Like John Evelyn, we have found the sojournment so agreeable here that we could stay on and on for weeks, spending our days in visiting one interesting château after another. We want so much to see Villandry and Ussé, and we would love to have a day at Mme. de Sévigné's, Les Rochers, or better still at Chantilly, where poor Vatel, the cook, through the letters of la belle Marquise and the failure of the fish supply, took his place one summer day among the immortals. Lydia reminds me that the Château of Chantilly is too far north to be easily reached from here, but La Châtre is not far away, and a day and night among the haunts of George Sand would be a rare pleasure, especially if we could drive to Nohant along the road once travelled by such guests of the novelist as Théophile Gautier, Dumas, Alfred de Musset, and Balzac.
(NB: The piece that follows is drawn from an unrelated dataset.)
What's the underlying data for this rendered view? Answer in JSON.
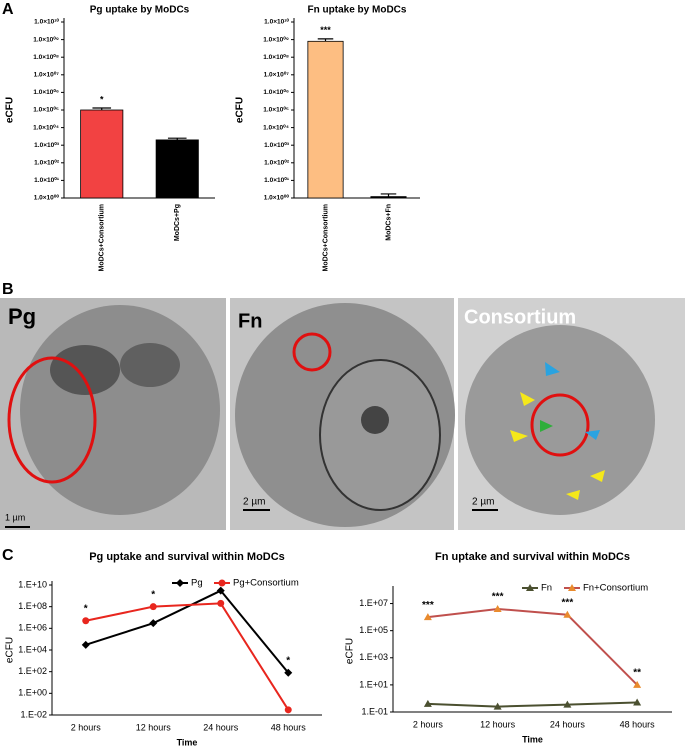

The latter found her living, as he says, after his own plan "turned topsy-turvy; that is to say, she goes to bed at six in the morning and rises at midday, whilst I retire at six in the evening and rise at midnight."

Miss Cassandra, who in whatever portion of the globe she may be travelling is sure to meet people with whom she has a link of acquaintance or association, has discovered in the course of a long talk with M. La Tour, this evening, that she knows some of his American relatives. Indeed his Browns (how much more distinguished Le Brun would sound!) are connected in some way with her family, and she and M. La Tour are delighted to claim cousinship through these New York Browns. I am sure that to establish the exact degree of relationship would defy the skill of the most expert genealogist; but they are quite satisfied with even a remote degree of kinship, especially as this discovery brings Lydia, in a way, into the La Tour connection.

M. La Tour, who talks of visiting his American relatives next winter, is evidently preparing himself in more ways than one for his projected trip. Although his English is faultless, he seems to think it important to be familiar with a certain amount of American slang. Yesterday he turned to me, with a quite helpless expression upon his handsome face, exclaiming, "This word 'crazy' that the Americans use so much—I am crazy about this and crazy about that,—now what does that mean, Madame?—fou de ceci, fou de cela? Vraiment il me semble qu'ils sont tous un peu fou!"

It is needless to say that I quite agreed with M. La Tour, and after I had given him the best explanation in my power, he laughed and said: "It appears that what you call Quakers do not use this extreme language so much. Miss Mott, for example, never uses such expressions." Yesterday, when a party of our compatriots were drinking tea at a table near us, he was again much puzzled. "These young people all say that they are 'passing away' on account of the heat of the sun, from fatigue, for various reasons. Now what is it to pass away, is it not to die, to vanish from the earth?"